Потом мы говорили об ней. «Ее грызет страдание — она должна была испытать несчастную страсть»… Но кто же, кто создал в ней это страдание? Я знаю всех, кто ее окружает, знаю, что она была за год до этого времени. Есть один человек только, кто, кроме меня, мог быть ею любимым. Это Щ**** — и странно! одного только этого человека я не мог бы ненавидеть: светлая, открытая природа, хотя многие назовут его пустым человеком… Но ее душа, какова она теперь, создана мною, создана теми вечерами прошлого года, когда равнодушный к ней, равнодушный ко всему — я был так умен, так свободен, так зол, создана всего более — теми восторженными, лихорадочными намеками, которые я не переставал делать ей при каждой встрече, начиная с нашей прогулки в аэрьене*, где я в первый раз сказал ей, что она — Нина Лермонтова*, до вечера 23 декабря, когда я, на ее с лихорадочною дрожью сказанные слова: «Я не могу ни от чего прийти в восторг», — спокойно и тихо прочел ей строфу «Сказки для детей».

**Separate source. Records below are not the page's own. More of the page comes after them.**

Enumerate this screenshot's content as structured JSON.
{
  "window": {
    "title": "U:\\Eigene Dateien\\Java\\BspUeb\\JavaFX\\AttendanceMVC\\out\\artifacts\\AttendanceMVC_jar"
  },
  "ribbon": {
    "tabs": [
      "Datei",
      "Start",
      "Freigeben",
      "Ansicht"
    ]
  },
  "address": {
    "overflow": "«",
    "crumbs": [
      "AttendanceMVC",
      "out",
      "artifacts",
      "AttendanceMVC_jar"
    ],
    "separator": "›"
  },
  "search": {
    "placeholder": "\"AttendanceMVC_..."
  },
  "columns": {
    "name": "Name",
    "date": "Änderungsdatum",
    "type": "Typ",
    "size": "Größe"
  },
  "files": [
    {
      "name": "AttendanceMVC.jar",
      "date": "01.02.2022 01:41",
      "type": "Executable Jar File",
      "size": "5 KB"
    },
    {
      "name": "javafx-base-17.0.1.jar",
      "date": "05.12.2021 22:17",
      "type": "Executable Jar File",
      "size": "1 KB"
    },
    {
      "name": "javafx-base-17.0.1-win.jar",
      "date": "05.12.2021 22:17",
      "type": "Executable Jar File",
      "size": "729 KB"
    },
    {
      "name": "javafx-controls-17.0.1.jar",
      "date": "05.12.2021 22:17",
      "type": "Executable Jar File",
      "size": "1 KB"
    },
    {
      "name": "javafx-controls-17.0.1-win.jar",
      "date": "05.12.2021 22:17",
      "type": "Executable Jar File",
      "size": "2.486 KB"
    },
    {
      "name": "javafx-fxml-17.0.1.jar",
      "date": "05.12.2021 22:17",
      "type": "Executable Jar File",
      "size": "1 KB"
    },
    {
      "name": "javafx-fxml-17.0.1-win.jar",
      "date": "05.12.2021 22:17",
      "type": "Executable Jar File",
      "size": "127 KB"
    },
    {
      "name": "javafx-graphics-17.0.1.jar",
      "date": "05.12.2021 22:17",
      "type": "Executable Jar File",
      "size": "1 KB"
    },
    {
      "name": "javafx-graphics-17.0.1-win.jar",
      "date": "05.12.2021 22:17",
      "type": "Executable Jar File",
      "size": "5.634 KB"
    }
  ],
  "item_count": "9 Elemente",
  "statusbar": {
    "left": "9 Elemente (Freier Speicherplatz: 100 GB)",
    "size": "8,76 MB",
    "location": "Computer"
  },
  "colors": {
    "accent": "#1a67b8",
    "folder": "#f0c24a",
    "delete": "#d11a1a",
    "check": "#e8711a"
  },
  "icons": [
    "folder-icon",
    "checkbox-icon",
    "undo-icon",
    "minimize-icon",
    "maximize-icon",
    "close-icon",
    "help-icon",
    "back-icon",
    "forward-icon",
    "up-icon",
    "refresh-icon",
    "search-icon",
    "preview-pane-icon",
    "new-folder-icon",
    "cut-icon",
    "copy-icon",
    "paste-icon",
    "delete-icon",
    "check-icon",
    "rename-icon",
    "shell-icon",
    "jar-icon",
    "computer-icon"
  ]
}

Знает ли она, что я люблю ее и люблю так безумно? Думаю, что знает. Я помню тот прекрасный весенний вечер, когда, возвращаясь из цыганского концерта (это было во время пребывания в Москве Листа)*, она вошла к нам во всей полноте девственной прелести, окруженная какою-то ореолою белого, чистого сияния… Я невольно потупил глаза, когда взглянул на нее, — и она видела это… — и на ее губах прозмеилась улыбка женского торжества… И снова перебирая в памяти недавнее прошедшее, я не могу и подумать, чтобы она не знала о моей страсти к ней…

XXIV

Приехали наши родные… Кроме того, что я вообще не охотник до всяких семейных сцен — я был рассержен еще тем, что мне помешают идти к К. Я эгоист — да! но я сам мучусь своим эгоизмом, я бы так хотел быть не эгоистом: что же мне делать, что многое, вместо того чтобы трогать меня, просто только меня мучит, бесит и смешит.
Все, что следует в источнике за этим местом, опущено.